Why ‘feminism’ was the word of the year
On December 12, Merriam-Webster declared that the word of 2017 was “feminism.” The decision was based not only on the overall frequency with which the word was searched on Merriam-Webster’s website, but particularly on spikes in searches related to a number of specific events throughout the year. Merriam-Webster’s choice therefore highlights not only our culture’s struggle to define the word “feminism” itself, but the way in which the movement the word represents played out in the spheres of politics and entertainment last year.
2017 will likely be remembered by feminists first and foremost for the Women’s March: the largest single-day protest in U.S. history. The organizers of the march, which was sparked by Trump’s inauguration, stated that their mission was to “create a society in which women — including Black women, Native women, poor women, immigrant women, disabled women, Muslim women, lesbian queer and trans women — are free and able to care for and nurture their families, however they are formed, in safe and healthy environments free from structural impediments.”
Soon after this success, however, the term “feminism” was associated again with connotations of less-enlightened years past: Kellyanne Conway, who was the first woman to run a successful United States presidential campaign, stated that she does not consider herself a feminist because she associates the term with being “anti-male or pro-abortion.” Of course, Merriam-Webster defines feminism as “the theory of the political, economic, and social equality of the sexes,” not hating men, but Conway didn’t get the message.
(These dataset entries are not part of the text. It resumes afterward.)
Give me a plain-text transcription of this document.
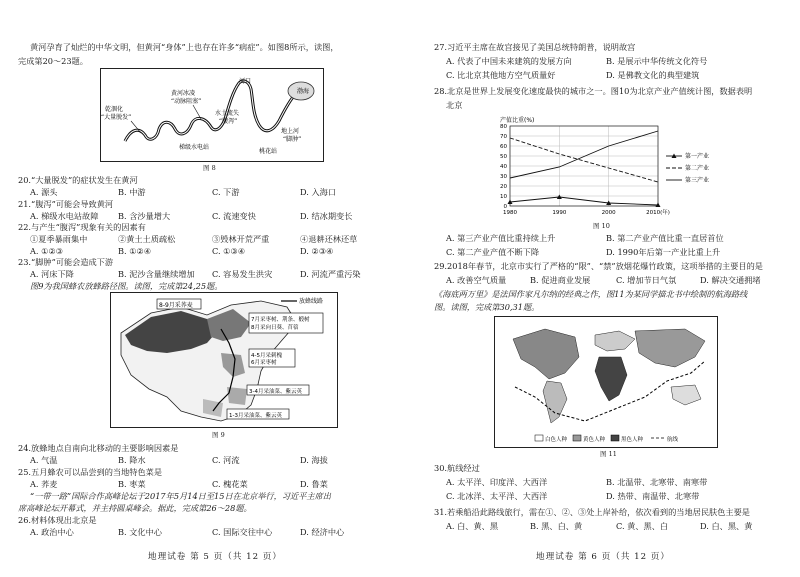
黄河孕育了灿烂的中华文明，但黄河“身体”上也存在许多“病症”。如图8所示，读图，
完成第20～23题。
渤海
河口
黄河冰凌
“动脉阻塞”
水土流失
“腹泻”
乾涸化
“大量脱发”
梯级水电站
桃花站
地上河
“脚肿”
图 8
20.“大量脱发”的症状发生在黄河
A. 源头	B. 中游	C. 下游	D. 入海口
21.“腹泻”可能会导致黄河
A. 梯级水电站故障 B. 含沙量增大	C. 流速变快	D. 结冰期变长
22.与产生“腹泻”现象有关的因素有
①夏季暴雨集中	②黄土土质疏松	③毁林开荒严重	④退耕还林还草
A. ①②③	B. ①②④	C. ①③④	D. ②③④
23.“脚肿”可能会造成下游
A. 河床下降	B. 泥沙含量继续增加 C. 容易发生洪灾	D. 河流严重污染
图9为我国蜂农放蜂路径图。读图，完成第24,25题。
放蜂线路
8-9月采荞麦
7月采枣树、荆条、椴树
8月采向日葵、苜蓿
4-5月采刺槐
6月采枣树
3-4月采油菜、紫云英
1-3月采油菜、紫云英
图 9
24.放蜂地点自南向北移动的主要影响因素是
A. 气温	B. 降水	C. 河流	D. 海拔
25.五月蜂农可以品尝到的当地特色菜是
A. 荞麦	B. 枣菜	C. 槐花菜	D. 鲁菜
“一带一路”国际合作高峰论坛于2017年5月14日至15日在北京举行，习近平主席出
席高峰论坛开幕式，并主持圆桌峰会。据此，完成第26～28题。
26.材料体现出北京是
A. 政治中心	B. 文化中心	C. 国际交往中心	D. 经济中心
地理试卷 第 5 页（共 12 页）
27.习近平主席在故宫接见了美国总统特朗普，说明故宫
A. 代表了中国未来建筑的发展方向	B. 是展示中华传统文化符号
C. 比北京其他地方空气质量好	D. 是佛教文化的典型建筑
28.北京是世界上发展变化速度最快的城市之一。图10为北京产业产值统计图，数据表明
北京
0
10
20
30
40
50
60
70
80
1980	1990	2000	2010(年)
产值比重(%)
第一产业
第二产业
第三产业
图 10
A. 第三产业产值比重持续上升	B. 第二产业产值比重一直居首位
C. 第二产业产值不断下降	D. 1990年后第一产业比重上升
29.2018年春节，北京市实行了严格的“限”、“禁”放烟花爆竹政策，这项举措的主要目的是
A. 改善空气质量	B. 促进商业发展	C. 增加节日气氛	D. 解决交通拥堵
《海底两万里》是法国作家凡尔纳的经典之作，图11为某同学描北书中绘制的航海路线
图。读图，完成第30,31题。
白色人种	黄色人种	黑色人种	航线
图 11
30.航线经过
A. 太平洋、印度洋、大西洋	B. 北温带、北寒带、南寒带
C. 北冰洋、太平洋、大西洋	D. 热带、南温带、北寒带
31.若乘船沿此路线旅行，需在①、②、③处上岸补给，依次看到的当地居民肤色主要是
A. 白、黄、黑	B. 黑、白、黄	C. 黄、黑、白	D. 白、黑、黄
地理试卷 第 6 页（共 12 页）
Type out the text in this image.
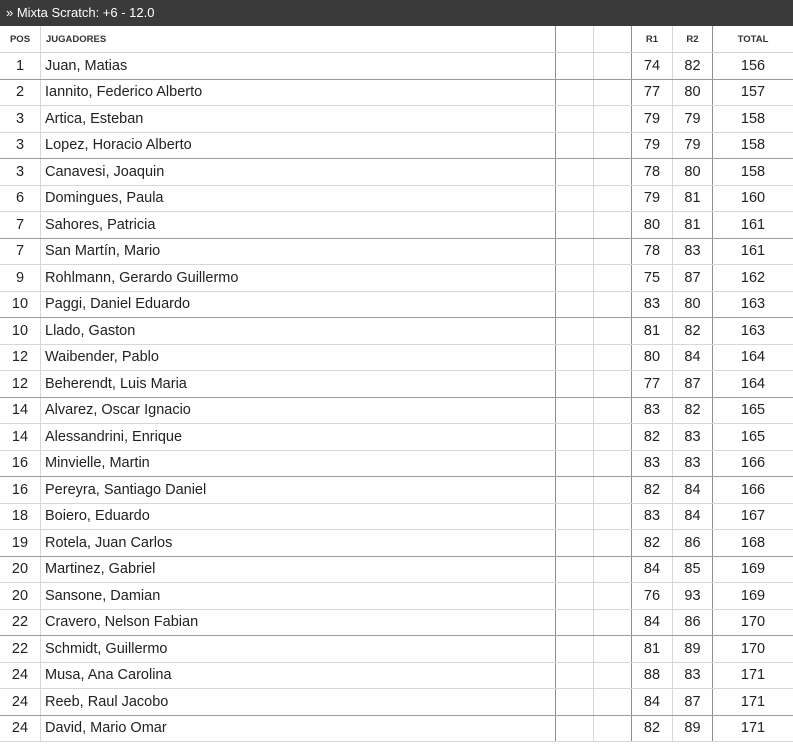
» Mixta Scratch: +6 - 12.0
POS	JUGADORES	R1	R2	TOTAL
1	Juan, Matias	74	82	156
2	Iannito, Federico Alberto	77	80	157
3	Artica, Esteban	79	79	158
3	Lopez, Horacio Alberto	79	79	158
3	Canavesi, Joaquin	78	80	158
6	Domingues, Paula	79	81	160
7	Sahores, Patricia	80	81	161
7	San Martín, Mario	78	83	161
9	Rohlmann, Gerardo Guillermo	75	87	162
10	Paggi, Daniel Eduardo	83	80	163
10	Llado, Gaston	81	82	163
12	Waibender, Pablo	80	84	164
12	Beherendt, Luis Maria	77	87	164
14	Alvarez, Oscar Ignacio	83	82	165
14	Alessandrini, Enrique	82	83	165
16	Minvielle, Martin	83	83	166
16	Pereyra, Santiago Daniel	82	84	166
18	Boiero, Eduardo	83	84	167
19	Rotela, Juan Carlos	82	86	168
20	Martinez, Gabriel	84	85	169
20	Sansone, Damian	76	93	169
22	Cravero, Nelson Fabian	84	86	170
22	Schmidt, Guillermo	81	89	170
24	Musa, Ana Carolina	88	83	171
24	Reeb, Raul Jacobo	84	87	171
24	David, Mario Omar	82	89	171
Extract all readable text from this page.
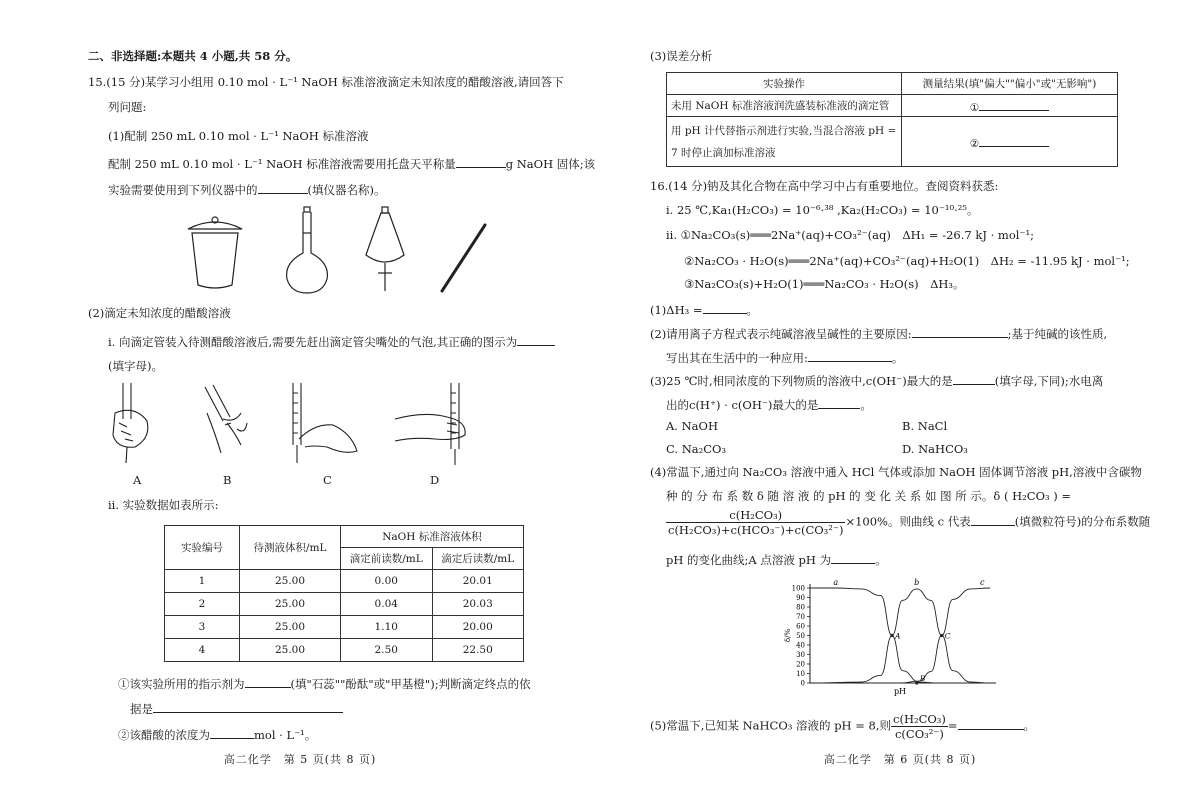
二、非选择题:本题共 4 小题,共 58 分。
15.(15 分)某学习小组用 0.10 mol · L⁻¹ NaOH 标准溶液滴定未知浓度的醋酸溶液,请回答下
列问题:
(1)配制 250 mL 0.10 mol · L⁻¹ NaOH 标准溶液
配制 250 mL 0.10 mol · L⁻¹ NaOH 标准溶液需要用托盘天平称量	g NaOH 固体;该
实验需要使用到下列仪器中的	(填仪器名称)。
(2)滴定未知浓度的醋酸溶液
i. 向滴定管装入待测醋酸溶液后,需要先赶出滴定管尖嘴处的气泡,其正确的图示为
(填字母)。
A	B	C	D
ii. 实验数据如表所示:
实验编号	待测液体积/mL	NaOH 标准溶液体积	
		滴定前读数/mL	滴定后读数/mL
1	25.00	0.00	20.01
2	25.00	0.04	20.03
3	25.00	1.10	20.00
4	25.00	2.50	22.50
①该实验所用的指示剂为	(填"石蕊""酚酞"或"甲基橙");判断滴定终点的依
据是
②该醋酸的浓度为	mol · L⁻¹。
高二化学　第 5 页(共 8 页)
(3)误差分析
实验操作	测量结果(填"偏大""偏小"或"无影响")
未用 NaOH 标准溶液润洗盛装标准液的滴定管	①
用 pH 计代替指示剂进行实验,当混合溶液 pH =
7 时停止滴加标准溶液	②
16.(14 分)钠及其化合物在高中学习中占有重要地位。查阅资料获悉:
i. 25 ℃,Ka₁(H₂CO₃) = 10⁻⁶·³⁸ ,Ka₂(H₂CO₃) = 10⁻¹⁰·²⁵。
ii. ①Na₂CO₃(s)═══2Na⁺(aq)+CO₃²⁻(aq)　ΔH₁ = -26.7 kJ · mol⁻¹;
②Na₂CO₃ · H₂O(s)═══2Na⁺(aq)+CO₃²⁻(aq)+H₂O(1)　ΔH₂ = -11.95 kJ · mol⁻¹;
③Na₂CO₃(s)+H₂O(1)═══Na₂CO₃ · H₂O(s)　ΔH₃。
(1)ΔH₃ =	。
(2)请用离子方程式表示纯碱溶液呈碱性的主要原因:	;基于纯碱的该性质,
写出其在生活中的一种应用:	。
(3)25 ℃时,相同浓度的下列物质的溶液中,c(OH⁻)最大的是	(填字母,下同);水电离
出的c(H⁺) · c(OH⁻)最大的是	。
A. NaOH	B. NaCl
C. Na₂CO₃	D. NaHCO₃
(4)常温下,通过向 Na₂CO₃ 溶液中通入 HCl 气体或添加 NaOH 固体调节溶液 pH,溶液中含碳物
种 的 分 布 系 数 δ 随 溶 液 的 pH 的 变 化 关 系 如 图 所 示。δ ( H₂CO₃ ) =
$\frac{\text{c(H₂CO₃)}}{\text{c(H₂CO₃)+c(HCO₃⁻)+c(CO₃²⁻)}} \times 100\%$。则曲线 c 代表	(填微粒符号)的分布系数随
pH 的变化曲线;A 点溶液 pH 为	。
0
10
20
30
40
50
60
70
80
90
100
δ/%
pH
a	b	c
A	C
B
(5)常温下,已知某 NaHCO₃ 溶液的 pH = 8,则 $\frac{\text{c(H₂CO₃)}}{\text{c(CO₃²⁻)}}$ =	。
高二化学　第 6 页(共 8 页)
In addition to her problematic understanding of feminism, Conway is an interesting threat to the feminist movement: While she helped Trump, a man accused of sexually assaulting multiple women, win over the first female major-party presidential candidate in United States history, Conway’s success is still a significant accomplishment in the male-dominated world of politics.
Ultimately, however, the term was again associated with a moment of great progress: Searches for the word spiked again around October, when the #MeToo movement took off. Catalyzed by allegations of sexual harassment against Hollywood producer Harvey Weinstein, more than 500,000 tweets and 12 million Facebook posts containing personal stories of harassment and abuse were shared in justv24 hours. The hashtag continued to put a spotlight on the ways thousands of women had silently suffered after facing harassment and abuse, underscoring both the stigma and omnipresence of harassment. While the movement may have started based on claims against figures in the entertainment industry, accusations quickly spread to the world of politics, media, tech, and beyond. Now a long list of public figures face allegations.
Of course, it’s important to note that the majority of the most popularized #MeToo allegations last year were made by rich and powerful women. The voices of vulnerable members of nonwhite, poor, or otherwise marginalized communities were largely left out of the conversation. And though not reflected in Merriam-Webster’s decision, perhaps this last point underscores what the feminist movement needs to work on most in 2018: making sure the term “intersectional” is searched for along with “feminist.”
While 2017 illuminated women’s immense power, the work isn’t done yet. The Women’s March wasn’t just a one-time show of support: A new round of marches are scheduled to take place on January 20, 2018 in cities across the country. The United States may have lost its chance to have a female president in 2017, but women also proved that they can do incredible things when they join forces to challenge systemic oppression — and they’re just getting started, as the first few days of 2018 saw the launch of #TimesUp: a movement to counter sexual harassment in all industries through legal recourse. As women continue to march forward into 2018, therefore, hopefully the word “feminism” will become even more associated with unity, support, and solidarity, and the movement it represents even closer to achieving political, economic, and social equality.